Perhaps equally important, this case also marks the first opportunity in years for the court to clarify the rules of standing—a jurisdictional prerequisite to filing suit—and to set a limit on environmental lawsuits brought by financially interested parties. Plastic bag manufacturers, distributors, and other companies in the plastics industry ostensibly formed the Save the Plastic Bag Coalition to “counter misinformation about the effect of plastic bag usage on the environment.” Nonetheless, the coalition made little effort to hide its members’ financial interests in promoting the manufacture and distribution of plastic bags. A ruling adverse to the group that sets a meaningful limit on standing to sue under CEQA could have important implications on the myriad other groups seeking to challenge projects based on allegedly but not completely altruistic environmental purposes.

Something in the Second District’s decision has caught the supreme court’s attention, and its increasing tendency to reverse lower court decisions and place practical limits on environmental review portends a similar result here. For example, each of the court’s four decisions rendered in late 2009 and early 2010 tended to set parameters for undertaking environmental review or adhering to statutory or regulatory mandates, often in a manner deferential to the lead agency. The court seems poised to view Save the Plastic Bag Coalition in the same light and to provide helpful guidance on when a negative declaration is appropriate and under what circumstances financially interested parties can sue to enforce the state’s environmental laws.

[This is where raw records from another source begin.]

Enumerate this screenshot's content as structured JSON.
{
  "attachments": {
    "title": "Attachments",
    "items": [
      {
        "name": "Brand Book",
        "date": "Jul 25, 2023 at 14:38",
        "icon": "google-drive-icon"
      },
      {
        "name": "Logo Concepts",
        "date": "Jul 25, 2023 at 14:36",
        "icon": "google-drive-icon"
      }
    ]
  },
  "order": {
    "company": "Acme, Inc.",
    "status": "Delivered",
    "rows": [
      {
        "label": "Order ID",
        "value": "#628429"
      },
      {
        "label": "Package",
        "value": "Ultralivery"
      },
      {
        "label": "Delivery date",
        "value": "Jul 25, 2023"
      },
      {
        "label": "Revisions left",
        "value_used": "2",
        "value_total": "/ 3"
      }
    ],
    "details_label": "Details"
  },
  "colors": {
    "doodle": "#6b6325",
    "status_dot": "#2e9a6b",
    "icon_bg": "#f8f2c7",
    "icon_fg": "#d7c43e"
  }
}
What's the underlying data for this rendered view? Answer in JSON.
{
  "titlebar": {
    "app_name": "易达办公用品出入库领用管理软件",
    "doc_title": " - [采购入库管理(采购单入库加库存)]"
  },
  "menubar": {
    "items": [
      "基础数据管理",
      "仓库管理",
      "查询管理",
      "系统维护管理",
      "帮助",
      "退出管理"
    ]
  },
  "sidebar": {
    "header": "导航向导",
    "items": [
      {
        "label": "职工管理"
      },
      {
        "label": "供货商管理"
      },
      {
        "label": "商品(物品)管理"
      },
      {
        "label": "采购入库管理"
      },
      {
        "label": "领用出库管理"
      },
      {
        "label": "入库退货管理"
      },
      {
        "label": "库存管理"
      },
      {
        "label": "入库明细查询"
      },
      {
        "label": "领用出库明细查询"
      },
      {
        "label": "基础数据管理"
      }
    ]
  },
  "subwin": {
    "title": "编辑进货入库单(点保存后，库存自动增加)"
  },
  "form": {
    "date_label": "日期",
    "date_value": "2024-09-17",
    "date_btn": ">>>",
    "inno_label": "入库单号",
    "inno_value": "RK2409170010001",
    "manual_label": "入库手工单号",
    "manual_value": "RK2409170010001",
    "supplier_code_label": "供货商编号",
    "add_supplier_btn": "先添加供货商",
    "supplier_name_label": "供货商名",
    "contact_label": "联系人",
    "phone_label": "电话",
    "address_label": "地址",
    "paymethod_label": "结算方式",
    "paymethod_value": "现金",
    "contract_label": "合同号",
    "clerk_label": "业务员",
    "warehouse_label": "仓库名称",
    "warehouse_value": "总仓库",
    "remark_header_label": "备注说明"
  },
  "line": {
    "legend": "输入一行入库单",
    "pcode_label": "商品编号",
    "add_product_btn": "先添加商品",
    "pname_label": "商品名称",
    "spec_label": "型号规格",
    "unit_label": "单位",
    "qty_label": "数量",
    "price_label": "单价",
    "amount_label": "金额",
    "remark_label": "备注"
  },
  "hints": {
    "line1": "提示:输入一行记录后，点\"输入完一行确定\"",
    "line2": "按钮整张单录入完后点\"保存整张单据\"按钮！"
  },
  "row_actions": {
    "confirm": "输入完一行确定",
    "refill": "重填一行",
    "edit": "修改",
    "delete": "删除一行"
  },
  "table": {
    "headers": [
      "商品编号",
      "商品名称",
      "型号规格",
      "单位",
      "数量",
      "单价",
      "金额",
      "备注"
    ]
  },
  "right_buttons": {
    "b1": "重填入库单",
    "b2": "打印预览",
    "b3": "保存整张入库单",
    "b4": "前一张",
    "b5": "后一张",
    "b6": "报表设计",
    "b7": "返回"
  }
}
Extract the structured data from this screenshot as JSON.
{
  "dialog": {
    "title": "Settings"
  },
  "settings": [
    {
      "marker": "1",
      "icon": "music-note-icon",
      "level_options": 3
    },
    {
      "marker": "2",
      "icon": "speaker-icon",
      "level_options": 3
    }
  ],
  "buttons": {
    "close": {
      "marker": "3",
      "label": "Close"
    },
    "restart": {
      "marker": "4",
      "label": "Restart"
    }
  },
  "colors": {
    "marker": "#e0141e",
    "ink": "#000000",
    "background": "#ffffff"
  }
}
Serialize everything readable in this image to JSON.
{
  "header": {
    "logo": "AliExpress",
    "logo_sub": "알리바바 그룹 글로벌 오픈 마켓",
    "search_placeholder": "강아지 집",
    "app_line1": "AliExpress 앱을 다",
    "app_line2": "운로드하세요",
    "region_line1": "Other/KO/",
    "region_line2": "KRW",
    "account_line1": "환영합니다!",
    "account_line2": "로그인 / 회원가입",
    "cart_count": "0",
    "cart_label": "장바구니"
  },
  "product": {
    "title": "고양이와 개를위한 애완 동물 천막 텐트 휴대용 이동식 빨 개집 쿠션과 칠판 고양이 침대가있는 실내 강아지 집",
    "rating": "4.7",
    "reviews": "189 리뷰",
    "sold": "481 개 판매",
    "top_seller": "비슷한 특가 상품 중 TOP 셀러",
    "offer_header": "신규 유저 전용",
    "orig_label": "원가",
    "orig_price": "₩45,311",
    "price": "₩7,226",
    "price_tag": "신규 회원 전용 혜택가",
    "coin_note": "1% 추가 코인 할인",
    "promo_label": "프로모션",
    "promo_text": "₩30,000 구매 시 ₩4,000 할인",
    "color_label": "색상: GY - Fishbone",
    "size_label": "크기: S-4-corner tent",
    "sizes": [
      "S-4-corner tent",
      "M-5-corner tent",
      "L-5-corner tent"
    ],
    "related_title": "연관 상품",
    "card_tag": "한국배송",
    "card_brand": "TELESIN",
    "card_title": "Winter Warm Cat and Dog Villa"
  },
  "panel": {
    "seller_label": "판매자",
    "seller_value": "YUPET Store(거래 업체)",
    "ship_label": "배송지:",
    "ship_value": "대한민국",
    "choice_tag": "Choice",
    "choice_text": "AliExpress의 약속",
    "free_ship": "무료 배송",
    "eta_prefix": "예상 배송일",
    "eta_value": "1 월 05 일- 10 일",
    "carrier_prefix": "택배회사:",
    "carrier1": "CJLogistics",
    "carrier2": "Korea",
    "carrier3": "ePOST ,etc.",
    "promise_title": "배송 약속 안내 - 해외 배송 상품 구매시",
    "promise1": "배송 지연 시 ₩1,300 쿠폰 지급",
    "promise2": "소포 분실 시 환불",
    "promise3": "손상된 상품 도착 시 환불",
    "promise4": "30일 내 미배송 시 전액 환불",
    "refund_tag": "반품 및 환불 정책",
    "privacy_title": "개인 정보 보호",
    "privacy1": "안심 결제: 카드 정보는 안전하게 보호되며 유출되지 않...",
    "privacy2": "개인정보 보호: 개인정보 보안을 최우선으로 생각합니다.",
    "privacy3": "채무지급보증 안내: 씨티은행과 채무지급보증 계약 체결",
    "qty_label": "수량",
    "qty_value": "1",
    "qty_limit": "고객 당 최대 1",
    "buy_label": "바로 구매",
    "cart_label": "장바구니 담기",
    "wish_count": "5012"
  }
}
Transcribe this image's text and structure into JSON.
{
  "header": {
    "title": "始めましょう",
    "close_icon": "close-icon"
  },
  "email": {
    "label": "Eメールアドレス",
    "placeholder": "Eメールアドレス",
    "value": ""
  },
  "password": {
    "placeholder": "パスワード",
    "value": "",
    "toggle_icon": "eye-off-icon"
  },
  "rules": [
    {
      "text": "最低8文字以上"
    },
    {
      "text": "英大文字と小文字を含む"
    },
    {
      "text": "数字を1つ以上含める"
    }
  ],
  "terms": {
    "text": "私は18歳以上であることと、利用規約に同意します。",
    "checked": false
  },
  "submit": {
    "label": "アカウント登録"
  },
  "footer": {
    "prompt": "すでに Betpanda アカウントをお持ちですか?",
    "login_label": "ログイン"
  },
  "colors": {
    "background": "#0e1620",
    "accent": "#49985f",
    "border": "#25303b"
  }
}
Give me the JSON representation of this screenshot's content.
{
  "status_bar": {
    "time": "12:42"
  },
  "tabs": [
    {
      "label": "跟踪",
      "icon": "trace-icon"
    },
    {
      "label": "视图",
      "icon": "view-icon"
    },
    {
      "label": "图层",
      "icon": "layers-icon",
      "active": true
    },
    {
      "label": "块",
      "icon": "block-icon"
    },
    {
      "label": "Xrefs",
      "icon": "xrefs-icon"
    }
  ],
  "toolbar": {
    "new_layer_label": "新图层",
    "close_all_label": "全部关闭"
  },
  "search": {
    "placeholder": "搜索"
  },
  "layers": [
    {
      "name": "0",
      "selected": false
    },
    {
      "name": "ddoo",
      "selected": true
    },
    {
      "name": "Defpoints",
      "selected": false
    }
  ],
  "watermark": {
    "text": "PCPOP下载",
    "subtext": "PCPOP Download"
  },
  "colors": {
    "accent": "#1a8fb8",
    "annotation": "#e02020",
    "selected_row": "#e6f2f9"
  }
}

Appellants have also fared well when there has been a dissenting opinion below. In Save the Plastic Bag Coalition, an impassioned dissent was issued by Second District Court of Appeal Justice Richard Mosk—son of the late California Supreme Court Justice Stanley Mosk, who authored the court’s first CEQA (or EQA) decision in Friends of Mammoth. The strong voice of Justice Richard Mosk suggests the supreme court’s recent trend may continue, and the Second District’s decision in Save the Plastic Bag Coalition will fall.